Par manque de personnel, les entrepreneurs en construction doivent « jouer » avec les contrats

Près de neuf entrepreneurs sur dix sont concernés par la pénurie de main-d’œuvre dans le secteur de la construction résidentielle au Québec. C’est ce que dévoile un sondage exclusif publié hier par l’Association des professionnels de la construction et de l’habitation du Québec (APCHQ). L’AQMAT est également préoccupée par cette situation qui a des incidences directes et indirectes sur les affaires de ses membres marchands et fabricants de matériaux et de quincaillerie, estime le président et chef de la direction, Richard Darveau.

La firme Léger a été mandatée par l’APCHQ afin d’effectuer un sondage auprès des constructeurs résidentiels membres et de non-membres de l’APCHQ sur la pénurie de main-d’œuvre. Les données ont été collectées du 1 er au 15 novembre 2018. Un sondage téléphonique a été réalisé auprès de 750 employeurs du secteur résidentiel, issus de listes fournies par l’APCHQ, suivant des quotas de région et de nombre d’employés : au total, 13% des répondants provenaient de la liste APCHQ et 87% de la liste AECQ.

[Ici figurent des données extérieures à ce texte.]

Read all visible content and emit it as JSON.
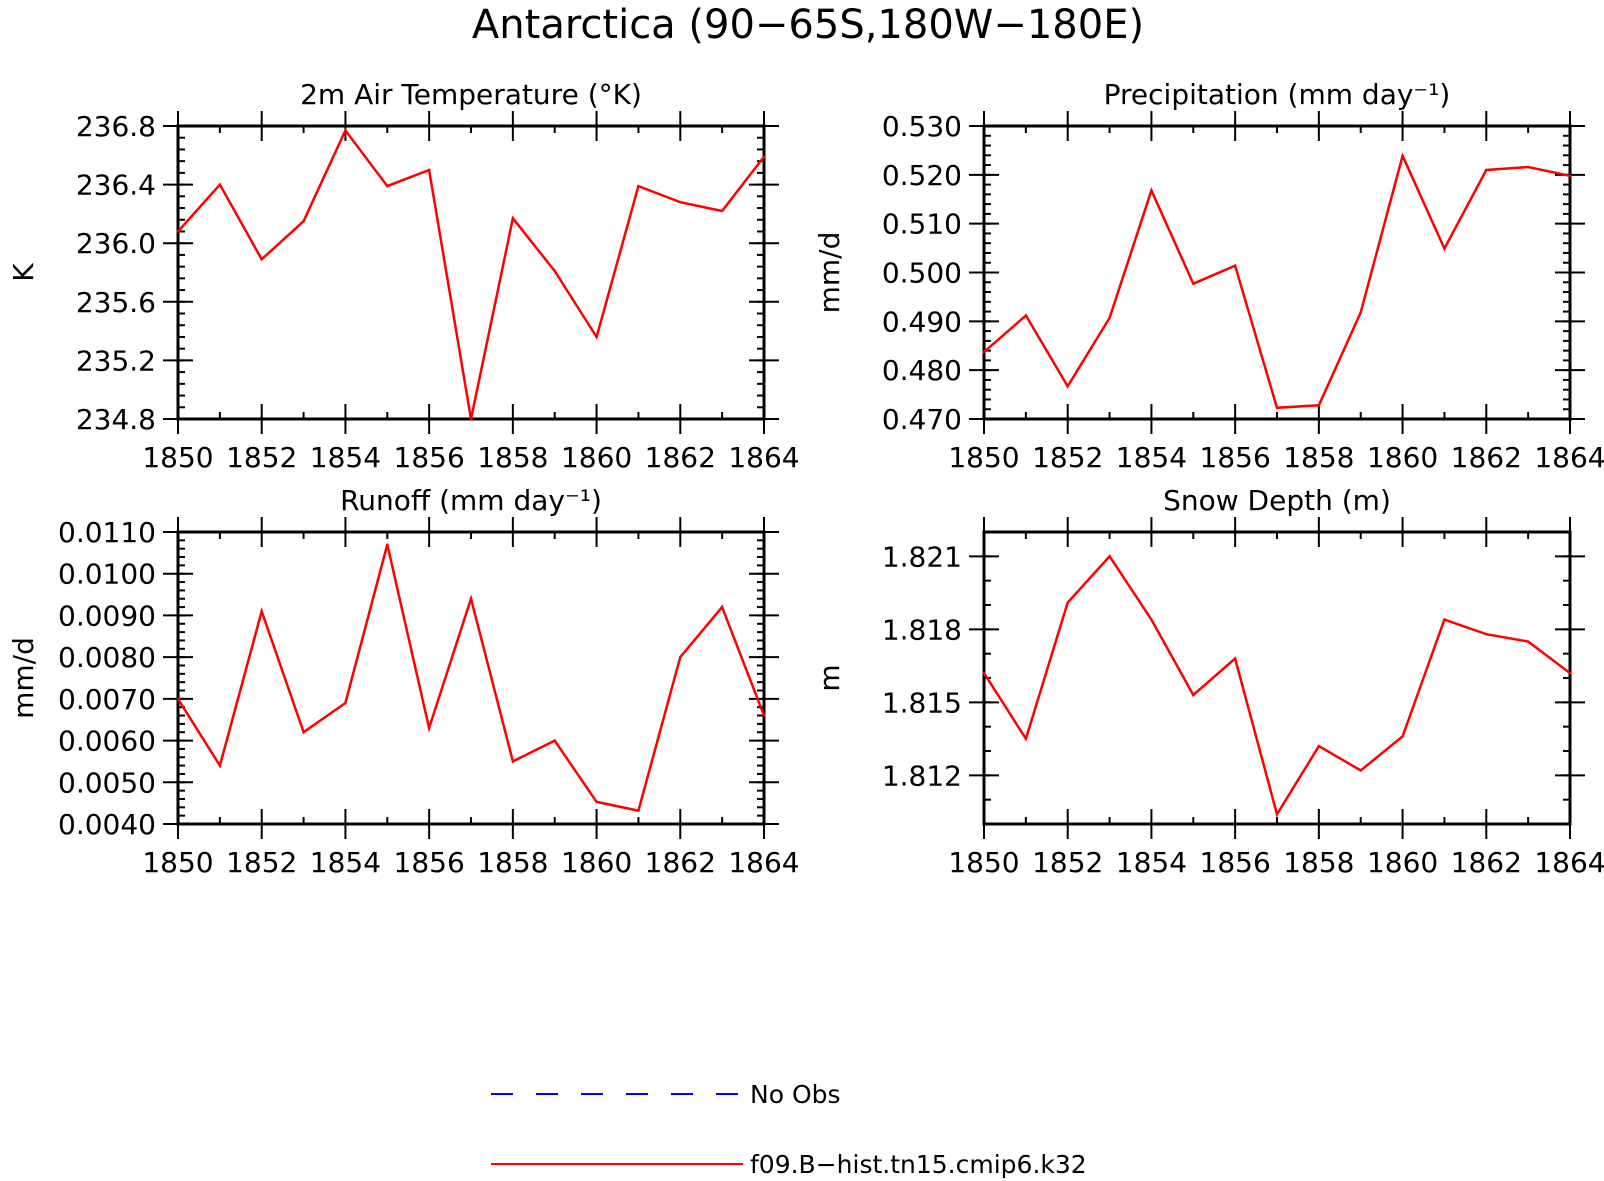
{
  "figure": {
    "title": "Antarctica (90−65S,180W−180E)",
    "line_color": "#ff0000",
    "axis_color": "#000000",
    "background": "#ffffff"
  },
  "chart_data": [
    {
      "type": "line",
      "title": "2m Air Temperature (°K)",
      "xlabel": "",
      "ylabel": "K",
      "xlim": [
        1850,
        1864
      ],
      "ylim": [
        234.8,
        236.8
      ],
      "xticks": [
        1850,
        1852,
        1854,
        1856,
        1858,
        1860,
        1862,
        1864
      ],
      "xtick_labels": [
        "1850",
        "1852",
        "1854",
        "1856",
        "1858",
        "1860",
        "1862",
        "1864"
      ],
      "yticks": [
        234.8,
        235.2,
        235.6,
        236.0,
        236.4,
        236.8
      ],
      "ytick_labels": [
        "234.8",
        "235.2",
        "235.6",
        "236.0",
        "236.4",
        "236.8"
      ],
      "y_minor_step": 0.08,
      "series": [
        {
          "name": "f09.B−hist.tn15.cmip6.k32",
          "x": [
            1850,
            1851,
            1852,
            1853,
            1854,
            1855,
            1856,
            1857,
            1858,
            1859,
            1860,
            1861,
            1862,
            1863,
            1864
          ],
          "y": [
            236.08,
            236.4,
            235.89,
            236.15,
            236.77,
            236.39,
            236.5,
            234.8,
            236.17,
            235.81,
            235.36,
            236.39,
            236.28,
            236.22,
            236.59
          ]
        }
      ]
    },
    {
      "type": "line",
      "title": "Precipitation (mm day⁻¹)",
      "xlabel": "",
      "ylabel": "mm/d",
      "xlim": [
        1850,
        1864
      ],
      "ylim": [
        0.47,
        0.53
      ],
      "xticks": [
        1850,
        1852,
        1854,
        1856,
        1858,
        1860,
        1862,
        1864
      ],
      "xtick_labels": [
        "1850",
        "1852",
        "1854",
        "1856",
        "1858",
        "1860",
        "1862",
        "1864"
      ],
      "yticks": [
        0.47,
        0.48,
        0.49,
        0.5,
        0.51,
        0.52,
        0.53
      ],
      "ytick_labels": [
        "0.470",
        "0.480",
        "0.490",
        "0.500",
        "0.510",
        "0.520",
        "0.530"
      ],
      "y_minor_step": 0.002,
      "series": [
        {
          "name": "f09.B−hist.tn15.cmip6.k32",
          "x": [
            1850,
            1851,
            1852,
            1853,
            1854,
            1855,
            1856,
            1857,
            1858,
            1859,
            1860,
            1861,
            1862,
            1863,
            1864
          ],
          "y": [
            0.4837,
            0.4912,
            0.4767,
            0.4907,
            0.5168,
            0.4977,
            0.5014,
            0.4723,
            0.4728,
            0.4918,
            0.5239,
            0.5049,
            0.521,
            0.5216,
            0.5198
          ]
        }
      ]
    },
    {
      "type": "line",
      "title": "Runoff (mm day⁻¹)",
      "xlabel": "",
      "ylabel": "mm/d",
      "xlim": [
        1850,
        1864
      ],
      "ylim": [
        0.004,
        0.011
      ],
      "xticks": [
        1850,
        1852,
        1854,
        1856,
        1858,
        1860,
        1862,
        1864
      ],
      "xtick_labels": [
        "1850",
        "1852",
        "1854",
        "1856",
        "1858",
        "1860",
        "1862",
        "1864"
      ],
      "yticks": [
        0.004,
        0.005,
        0.006,
        0.007,
        0.008,
        0.009,
        0.01,
        0.011
      ],
      "ytick_labels": [
        "0.0040",
        "0.0050",
        "0.0060",
        "0.0070",
        "0.0080",
        "0.0090",
        "0.0100",
        "0.0110"
      ],
      "y_minor_step": 0.0002,
      "series": [
        {
          "name": "f09.B−hist.tn15.cmip6.k32",
          "x": [
            1850,
            1851,
            1852,
            1853,
            1854,
            1855,
            1856,
            1857,
            1858,
            1859,
            1860,
            1861,
            1862,
            1863,
            1864
          ],
          "y": [
            0.007,
            0.0054,
            0.0091,
            0.0062,
            0.0069,
            0.0107,
            0.0063,
            0.0094,
            0.0055,
            0.006,
            0.00453,
            0.00432,
            0.008,
            0.0092,
            0.0066
          ]
        }
      ]
    },
    {
      "type": "line",
      "title": "Snow Depth (m)",
      "xlabel": "",
      "ylabel": "m",
      "xlim": [
        1850,
        1864
      ],
      "ylim": [
        1.81,
        1.822
      ],
      "xticks": [
        1850,
        1852,
        1854,
        1856,
        1858,
        1860,
        1862,
        1864
      ],
      "xtick_labels": [
        "1850",
        "1852",
        "1854",
        "1856",
        "1858",
        "1860",
        "1862",
        "1864"
      ],
      "yticks": [
        1.812,
        1.815,
        1.818,
        1.821
      ],
      "ytick_labels": [
        "1.812",
        "1.815",
        "1.818",
        "1.821"
      ],
      "y_minor_step": 0.001,
      "series": [
        {
          "name": "f09.B−hist.tn15.cmip6.k32",
          "x": [
            1850,
            1851,
            1852,
            1853,
            1854,
            1855,
            1856,
            1857,
            1858,
            1859,
            1860,
            1861,
            1862,
            1863,
            1864
          ],
          "y": [
            1.8162,
            1.8135,
            1.8191,
            1.821,
            1.8184,
            1.8153,
            1.8168,
            1.8104,
            1.8132,
            1.8122,
            1.8136,
            1.8184,
            1.8178,
            1.8175,
            1.8162
          ]
        }
      ]
    }
  ],
  "legend": {
    "items": [
      {
        "label": "No Obs",
        "color": "#0000ff",
        "style": "dashed"
      },
      {
        "label": "f09.B−hist.tn15.cmip6.k32",
        "color": "#ff0000",
        "style": "solid"
      }
    ]
  }
}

« Nous avons beaucoup entendu parler de cet enjeu par nos membres et nous voulions avoir des données précises sur la réalité vécue sur le terrain par les entrepreneurs. Incontestablement, les résultats de notre sondage dressent un portrait inquiétant des impacts de la pénurie de main-d’œuvre dans le secteur de la construction », commente François Vincent, vice-président des relations gouvernementales et des relations publiques de l’APCHQ.

Source : Sondage APCHQ-Léger

Les données du sondage révèlent que pour répondre à la problématique, les entrepreneurs doivent faire des compromis importants à même leurs contrats. Au cours de la dernière année, 82 % des entreprises ont refusé des projets, 69 % ont reporté la réalisation de travaux et 66 % ont prolongé la durée des travaux.

Une situation inquiétante

L’analyse des données indique que 79 % des employeurs du secteur résidentiel ont des difficultés de recrutement. Les entrepreneurs qui réalisent des travaux assujettis à la Loi R-20 (travaux CCQ) sont affectés par la pénurie dans une proportion de 78 % et de 64 % pour ceux qui accomplissent des projets de construction non régis (travaux non CCQ). En ce qui concerne les travaux CCQ, 76 % des employeurs ont eu de la difficulté à recruter des compagnons et 66 % des apprentis. Il s’agit d’ailleurs des deux catégories d’emploi qui comptaient le plus grand nombre de postes à pourvoir par les entreprises durant la dernière année. Par ailleurs, pour la réalisation des travaux réglementés par la convention collective du secteur résidentiel, les données du sondage indiquent que les employeurs ont eu en moyenne un manque à gagner de près de deux compagnons (1,9) et de deux apprentis au cours de la dernière année.

MOYENS UTILISÉS….

Source: Sondage APCHQ-Léger

Les effets de la pénurie de main-d’œuvre sont tangibles et multiples, selon les réponses obtenues au sondage :

Source : Sondage APCHQ-Léger

« Les résultats sont éloquents : la pénurie de main-d’œuvre freine la croissance économique de l’industrie de la construction et la productivité de ses entreprises. Le secteur de la construction et de la rénovation résidentielles représente un important catalyseur économique pour toutes nos régions qu’il serait risqué d’affaiblir », souligne François Vincent.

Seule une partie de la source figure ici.